We didn’t deserve that treatment, but it happened. But we have to understand that some of these people probably didn’t want to hurt us. Some are living with guilt and shame from how they treated you. Maybe some aren’t. We will never know the true feelings deep in their hearts. But forgiveness is mostly for you.
In my case, I knew this person chose the wrong path. This person didn’t have guidance or a positive example in life as to how to treat people. I had to understand that this person didn’t mean or want to hurt me. This person didn’t have self-control. I could tell this person was filled with guilt and shame. I could tell this person regretted their mistakes.

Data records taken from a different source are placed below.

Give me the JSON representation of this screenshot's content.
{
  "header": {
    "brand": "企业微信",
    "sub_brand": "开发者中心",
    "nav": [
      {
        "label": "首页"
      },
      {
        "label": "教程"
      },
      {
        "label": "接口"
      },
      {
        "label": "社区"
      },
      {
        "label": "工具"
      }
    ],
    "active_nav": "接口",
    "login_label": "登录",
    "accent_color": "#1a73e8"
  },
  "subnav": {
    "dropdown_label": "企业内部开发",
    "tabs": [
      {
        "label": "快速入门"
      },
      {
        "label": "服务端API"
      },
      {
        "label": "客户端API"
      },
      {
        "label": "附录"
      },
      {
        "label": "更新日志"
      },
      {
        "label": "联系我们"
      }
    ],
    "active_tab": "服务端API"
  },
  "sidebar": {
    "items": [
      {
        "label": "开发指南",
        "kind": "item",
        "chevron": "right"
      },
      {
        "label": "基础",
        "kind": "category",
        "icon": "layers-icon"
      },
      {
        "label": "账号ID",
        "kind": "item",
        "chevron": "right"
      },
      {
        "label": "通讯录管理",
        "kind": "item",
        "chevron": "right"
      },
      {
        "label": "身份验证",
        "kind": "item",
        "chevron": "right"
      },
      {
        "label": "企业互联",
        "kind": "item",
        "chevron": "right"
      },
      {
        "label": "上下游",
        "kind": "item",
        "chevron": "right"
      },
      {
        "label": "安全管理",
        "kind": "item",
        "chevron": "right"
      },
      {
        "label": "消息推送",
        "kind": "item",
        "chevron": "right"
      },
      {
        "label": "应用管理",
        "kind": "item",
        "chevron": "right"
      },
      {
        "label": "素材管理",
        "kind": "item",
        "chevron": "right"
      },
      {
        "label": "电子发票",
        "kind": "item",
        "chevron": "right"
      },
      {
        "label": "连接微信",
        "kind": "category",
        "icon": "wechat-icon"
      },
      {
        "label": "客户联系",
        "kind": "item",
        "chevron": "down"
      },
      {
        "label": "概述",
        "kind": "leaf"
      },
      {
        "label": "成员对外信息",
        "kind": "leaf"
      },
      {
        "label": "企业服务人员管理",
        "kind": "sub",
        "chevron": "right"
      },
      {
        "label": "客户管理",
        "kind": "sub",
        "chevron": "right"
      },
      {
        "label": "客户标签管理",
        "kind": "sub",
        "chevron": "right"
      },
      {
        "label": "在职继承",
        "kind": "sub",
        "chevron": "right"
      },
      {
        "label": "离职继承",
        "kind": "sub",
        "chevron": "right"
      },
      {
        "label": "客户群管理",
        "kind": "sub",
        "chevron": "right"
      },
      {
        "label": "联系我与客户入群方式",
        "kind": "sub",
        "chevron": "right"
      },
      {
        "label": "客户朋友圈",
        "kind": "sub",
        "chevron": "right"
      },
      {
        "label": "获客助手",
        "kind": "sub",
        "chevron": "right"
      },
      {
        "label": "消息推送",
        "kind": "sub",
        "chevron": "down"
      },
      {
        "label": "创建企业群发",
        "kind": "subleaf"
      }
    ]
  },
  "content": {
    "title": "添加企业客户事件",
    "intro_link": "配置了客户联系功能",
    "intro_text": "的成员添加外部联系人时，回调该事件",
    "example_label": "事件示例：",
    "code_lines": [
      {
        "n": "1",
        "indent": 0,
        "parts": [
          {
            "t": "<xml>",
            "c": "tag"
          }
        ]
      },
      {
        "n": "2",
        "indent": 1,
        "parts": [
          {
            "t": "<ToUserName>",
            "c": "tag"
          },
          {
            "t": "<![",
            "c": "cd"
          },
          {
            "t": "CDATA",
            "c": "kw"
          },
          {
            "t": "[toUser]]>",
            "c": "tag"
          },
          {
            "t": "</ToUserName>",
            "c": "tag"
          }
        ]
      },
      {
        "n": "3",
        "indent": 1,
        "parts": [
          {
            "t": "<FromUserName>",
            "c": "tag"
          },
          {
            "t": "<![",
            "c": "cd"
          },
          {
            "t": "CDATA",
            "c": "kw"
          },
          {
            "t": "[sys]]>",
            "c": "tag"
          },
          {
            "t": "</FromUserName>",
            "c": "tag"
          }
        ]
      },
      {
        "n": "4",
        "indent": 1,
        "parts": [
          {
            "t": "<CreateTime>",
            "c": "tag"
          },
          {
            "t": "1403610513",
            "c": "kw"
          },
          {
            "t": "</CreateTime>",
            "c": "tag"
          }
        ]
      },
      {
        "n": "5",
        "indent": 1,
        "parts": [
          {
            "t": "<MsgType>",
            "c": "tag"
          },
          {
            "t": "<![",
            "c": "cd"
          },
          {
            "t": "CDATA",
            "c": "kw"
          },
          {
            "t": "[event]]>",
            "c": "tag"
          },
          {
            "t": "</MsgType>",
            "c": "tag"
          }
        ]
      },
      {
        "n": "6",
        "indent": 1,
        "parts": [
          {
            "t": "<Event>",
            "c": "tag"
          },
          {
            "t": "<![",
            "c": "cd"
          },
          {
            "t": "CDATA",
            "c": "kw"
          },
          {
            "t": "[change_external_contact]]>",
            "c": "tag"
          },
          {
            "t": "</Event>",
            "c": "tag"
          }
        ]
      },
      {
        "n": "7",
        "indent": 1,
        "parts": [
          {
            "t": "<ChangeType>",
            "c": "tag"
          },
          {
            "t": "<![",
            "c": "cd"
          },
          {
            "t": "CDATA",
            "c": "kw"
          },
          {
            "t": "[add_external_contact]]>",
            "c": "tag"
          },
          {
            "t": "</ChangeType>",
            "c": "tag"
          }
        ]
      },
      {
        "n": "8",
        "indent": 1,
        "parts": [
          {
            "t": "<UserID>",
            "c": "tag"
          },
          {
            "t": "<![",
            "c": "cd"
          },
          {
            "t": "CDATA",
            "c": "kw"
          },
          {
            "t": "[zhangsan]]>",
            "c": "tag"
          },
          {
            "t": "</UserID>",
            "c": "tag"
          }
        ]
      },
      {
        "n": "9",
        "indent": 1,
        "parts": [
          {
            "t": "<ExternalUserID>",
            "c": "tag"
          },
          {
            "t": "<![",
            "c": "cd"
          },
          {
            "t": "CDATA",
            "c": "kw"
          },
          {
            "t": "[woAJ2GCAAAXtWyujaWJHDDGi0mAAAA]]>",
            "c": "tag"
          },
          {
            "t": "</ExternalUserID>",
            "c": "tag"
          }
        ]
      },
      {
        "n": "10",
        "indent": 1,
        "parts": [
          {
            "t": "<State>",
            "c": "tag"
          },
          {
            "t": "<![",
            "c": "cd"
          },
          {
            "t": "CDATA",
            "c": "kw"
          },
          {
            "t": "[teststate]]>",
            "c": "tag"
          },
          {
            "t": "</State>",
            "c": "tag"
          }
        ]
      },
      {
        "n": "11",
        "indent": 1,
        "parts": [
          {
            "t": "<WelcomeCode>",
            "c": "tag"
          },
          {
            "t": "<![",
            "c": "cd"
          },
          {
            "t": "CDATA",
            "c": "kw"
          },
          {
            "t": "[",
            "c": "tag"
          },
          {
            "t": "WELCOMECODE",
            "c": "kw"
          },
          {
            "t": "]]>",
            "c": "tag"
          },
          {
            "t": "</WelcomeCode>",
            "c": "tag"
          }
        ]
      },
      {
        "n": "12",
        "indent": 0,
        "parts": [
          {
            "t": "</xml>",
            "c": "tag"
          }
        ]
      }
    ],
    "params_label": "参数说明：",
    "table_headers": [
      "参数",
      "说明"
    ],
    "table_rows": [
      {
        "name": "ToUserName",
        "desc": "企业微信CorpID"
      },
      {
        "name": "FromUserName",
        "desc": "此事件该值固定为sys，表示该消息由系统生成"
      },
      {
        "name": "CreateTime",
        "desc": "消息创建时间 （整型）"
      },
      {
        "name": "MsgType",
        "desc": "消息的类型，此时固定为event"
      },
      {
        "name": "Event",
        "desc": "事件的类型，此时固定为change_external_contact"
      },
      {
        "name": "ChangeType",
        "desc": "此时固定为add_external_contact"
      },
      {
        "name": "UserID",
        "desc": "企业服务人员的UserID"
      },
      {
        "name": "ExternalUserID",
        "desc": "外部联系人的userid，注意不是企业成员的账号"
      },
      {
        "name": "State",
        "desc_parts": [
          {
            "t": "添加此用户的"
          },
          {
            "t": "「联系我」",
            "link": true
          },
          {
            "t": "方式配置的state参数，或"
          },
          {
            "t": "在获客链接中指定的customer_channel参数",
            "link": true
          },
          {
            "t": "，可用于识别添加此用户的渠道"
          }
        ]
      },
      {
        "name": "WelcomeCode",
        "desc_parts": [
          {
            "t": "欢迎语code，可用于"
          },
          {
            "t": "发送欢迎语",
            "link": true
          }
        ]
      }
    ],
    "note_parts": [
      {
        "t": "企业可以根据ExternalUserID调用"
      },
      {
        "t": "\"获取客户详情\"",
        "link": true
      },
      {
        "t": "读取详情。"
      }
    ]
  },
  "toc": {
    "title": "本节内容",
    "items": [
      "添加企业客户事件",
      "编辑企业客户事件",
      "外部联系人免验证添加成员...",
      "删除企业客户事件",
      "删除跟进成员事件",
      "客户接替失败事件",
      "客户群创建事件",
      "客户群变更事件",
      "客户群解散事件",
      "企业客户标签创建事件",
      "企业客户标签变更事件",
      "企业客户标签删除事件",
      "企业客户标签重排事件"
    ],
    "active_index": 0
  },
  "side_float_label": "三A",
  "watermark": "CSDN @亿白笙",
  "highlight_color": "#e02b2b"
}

We need to learn to be the complete opposite of these people who hurt us. Some people have done horrible things to us that definitely don’t seem to deserve forgiveness. But forgiveness in reality will release YOU from all the poison you have felt. All the anger, hate, resentment, hurt, pain will be the poison you get rid of. Therefore, you will start healing your spirit by filling it with love, respect, and joy. You can learn to have self-control over the way you treat people so that you don’t make the same mistakes.
Now, when I was done forgiving, I felt much better. It didn’t remove the memories or events. But it did start bringing healing to my life. And as time passes, I catch myself when I make myself victim and I remind myself I have forgiven and move on. There are many people I keep forgiving and many people who forgive me when I make mistakes.
Once again, forgiving someone doesn’t excuse their behavior or their fault, but it releases you from the jail of hurt and pain that you have lived in. It takes off the chains that are binding you to this person and the hurt they caused. Forgiveness is not just about saying, “I forgive this person.” It is about saying it and truly meaning it! Truly forgiving is about never using that person as an excuse for your attitude ever again! No more being victim.
You might say, “If you only knew what I have to forgive. You haven’t been hurt like me.” Perhaps. Maybe your journey has been tougher than mine. Just maybe. But I have been hurt deep enough with lies, abuse, abandonment, betrayal, loss and more. I have been hurt deep enough that it caused hatred, bitterness, and fear.
But I tell you, we are all capable of forgiving because it is an action we choose to take. It’s not a feeling! I never just felt like forgiving the people who have hurt me. No! I chose to forgive. I didn’t want to. I still have to choose to forgive when I am hurt by someone. My joy will be based on my action to forgive and what I fill my heart with. I don’t want to fill it with resentment and hate. Forgiveness is for ME. I forgive in order to live a joyous life.
When you forgive you are set free from the prison you were living in. A prison of pain, anger, resentment, and bitterness.
By forgiving I gained peace, got rid of bitterness, learned to forgive others, restored relationships, and removed my victim mentality.
I ask you again. Think about it. If you could forgive someone today, who would it be? Can you forgive this person? Are you ready to be set free from the prison of hate and resentment? Do you want to have a life filled with peace and joy? Start today.
You don’t need to see this person to forgive them. Just pretend they are there with you now and start telling them why you forgive them. And if you can actually say it to them physically, through a note, email, or a phone call do so. You might discover that they have wanted forgiveness all along, like I did with the person who hurt me.
May you be set free today!
“Not forgiving is like drinking poison and waiting for the other person to die.”